Likewise, the height of the internal return insert 36 is reduced to a 
height of B, or less, as will be hereinafter explained. In my 
construction, as in the prior art, there is no means to restrain the 
internal return insert 36 from travelling downwardly and contacting the 
ball nut if the ball races were empty. However, this situation never 
exists, because upon reassembly after whatever rebuilding operations are 
necessary, the ball screw 21 will be placed inside the ball nut 25, and 
ball bearings will be added through the return opening 38 until the ball 
races 22 are completely filled with ball bearings 24, and the internal 
return insert 36 will then be kept from contacting the ball race of the 
ball nut by the ball bearings. 
However, as previously mentioned the real need for retention is to prevent 
the internal return insert 36 from travelling outwardly due to the 
centrifugal force of the ball bearings 24 in the ball race 22. This is 
accomplished by the provision of a spring clip 41, which is compressed 
sufficiently to fit into the dove-tail slot 40, and is held in place by 
abutment against the side wall 42 and the bottom wall 43 of the dove-tail 
slot 40. It is to be understood that the particular size and strength of 
the spring clip 41 will be chosen in relation to the particular 
application to which my improved ball screw is to be put, just as the size 
of the ball bearings 24, the ball nut 25, and the ball screw 21 would be. 
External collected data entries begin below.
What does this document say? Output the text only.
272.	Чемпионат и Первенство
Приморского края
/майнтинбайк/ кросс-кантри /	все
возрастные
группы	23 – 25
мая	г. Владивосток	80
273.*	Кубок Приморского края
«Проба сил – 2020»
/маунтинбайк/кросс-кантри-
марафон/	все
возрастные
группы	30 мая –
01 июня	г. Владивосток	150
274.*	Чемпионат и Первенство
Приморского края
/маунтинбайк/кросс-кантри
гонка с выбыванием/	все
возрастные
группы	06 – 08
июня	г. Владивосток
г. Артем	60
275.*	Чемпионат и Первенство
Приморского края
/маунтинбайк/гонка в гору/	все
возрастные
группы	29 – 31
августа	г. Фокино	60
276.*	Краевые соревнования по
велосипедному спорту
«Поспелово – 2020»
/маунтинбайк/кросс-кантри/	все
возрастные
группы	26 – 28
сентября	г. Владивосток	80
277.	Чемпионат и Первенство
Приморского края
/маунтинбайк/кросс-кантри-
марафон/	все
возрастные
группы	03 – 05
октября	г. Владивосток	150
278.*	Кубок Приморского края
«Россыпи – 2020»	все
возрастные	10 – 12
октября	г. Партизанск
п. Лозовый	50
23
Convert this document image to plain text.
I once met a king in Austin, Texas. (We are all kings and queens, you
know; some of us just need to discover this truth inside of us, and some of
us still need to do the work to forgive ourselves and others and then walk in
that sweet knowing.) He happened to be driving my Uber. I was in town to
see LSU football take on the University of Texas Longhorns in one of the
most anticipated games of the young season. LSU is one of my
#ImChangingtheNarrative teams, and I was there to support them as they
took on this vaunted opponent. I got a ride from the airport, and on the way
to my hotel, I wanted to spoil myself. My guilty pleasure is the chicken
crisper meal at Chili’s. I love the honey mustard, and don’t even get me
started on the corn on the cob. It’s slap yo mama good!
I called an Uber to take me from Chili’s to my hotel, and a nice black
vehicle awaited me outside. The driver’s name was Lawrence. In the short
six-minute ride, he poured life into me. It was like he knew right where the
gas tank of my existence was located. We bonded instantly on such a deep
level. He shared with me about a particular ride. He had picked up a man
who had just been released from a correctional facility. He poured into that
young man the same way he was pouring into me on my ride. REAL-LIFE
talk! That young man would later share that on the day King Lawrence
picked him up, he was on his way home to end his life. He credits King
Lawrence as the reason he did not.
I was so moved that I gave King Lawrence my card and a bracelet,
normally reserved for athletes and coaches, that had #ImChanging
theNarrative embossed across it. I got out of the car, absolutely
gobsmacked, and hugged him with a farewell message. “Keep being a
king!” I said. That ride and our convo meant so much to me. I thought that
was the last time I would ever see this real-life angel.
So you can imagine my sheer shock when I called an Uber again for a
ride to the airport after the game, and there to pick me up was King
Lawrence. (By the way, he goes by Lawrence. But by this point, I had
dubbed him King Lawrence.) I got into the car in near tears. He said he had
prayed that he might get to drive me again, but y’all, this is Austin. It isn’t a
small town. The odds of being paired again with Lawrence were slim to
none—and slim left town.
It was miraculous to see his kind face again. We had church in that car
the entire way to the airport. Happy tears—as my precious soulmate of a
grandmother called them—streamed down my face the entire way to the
The strength and size of the clip would be chosen such that there is no 
possible way for the clip to be expelled from the dove-tail slot 40 during 
operation. This can be done by determining the centrifugal force expected 
to be put on the internal return insert 36 by the centrifugal force of the 
ball bearings 24, and a then a proper clip can be chosen such that the 
force needed to expel the clip exceeds by the appropriate safety margin 
the forces expected to be put thereon. 
Referring now to FIG. 7, there is shown a modification of my invention 
which is particularly useful when the ball screw has been in use for 
sometime and needs to be rebuilt. Rather than replacing the internal 
return insert 36, to effectively reduce the height of the ball race 22, a 
shim 45 is inserted between the internal return insert 36 and the spring 
clip 41. Of course, the appropriate amount of material will have to be 
removed from the bottom of the internal return insert 36 so that it does 
not interfere with the operation of the ball screw. In this manner, the 
expense of replacement of the internal return means is eliminated. 
If desired, an epoxy coating 35 (shown in FIGS. 5 and 7 for purposes of 
ilustration, but not shown in FIGS. 4 and 6 for ease of understanding the 
invention) can be placed into the dove-tail slot 40 to seal the return 
opening 38 and prevent dust and dirt from getting into the ball screw much 
as was done in the prior art. 
The fit between the return opening 38 and the internal return insert 36 
will depend upon the particular application of the ball screw. If it 
desired to provide for the aforementioned "rocking" motion, there may be a 
somewhat loose fit between the opening 38 and the return insert 36, with 
sufficient difference in the height B of the return opening 38 and the 
internal return means 36 to provide for such motion. If such motion is not 
desired, the height of the internal return insert 36 and the return 
opening 38 may both be equal to B. And, in addition, a press fit may be 
provided to provide additional resistance to any movement of the internal 
return insert 36. 
Thus, by carefully considering the problems present in the art of building 
and repairing ball screws I have developed a novel ball screw which solves 
several longstanding problems in the art.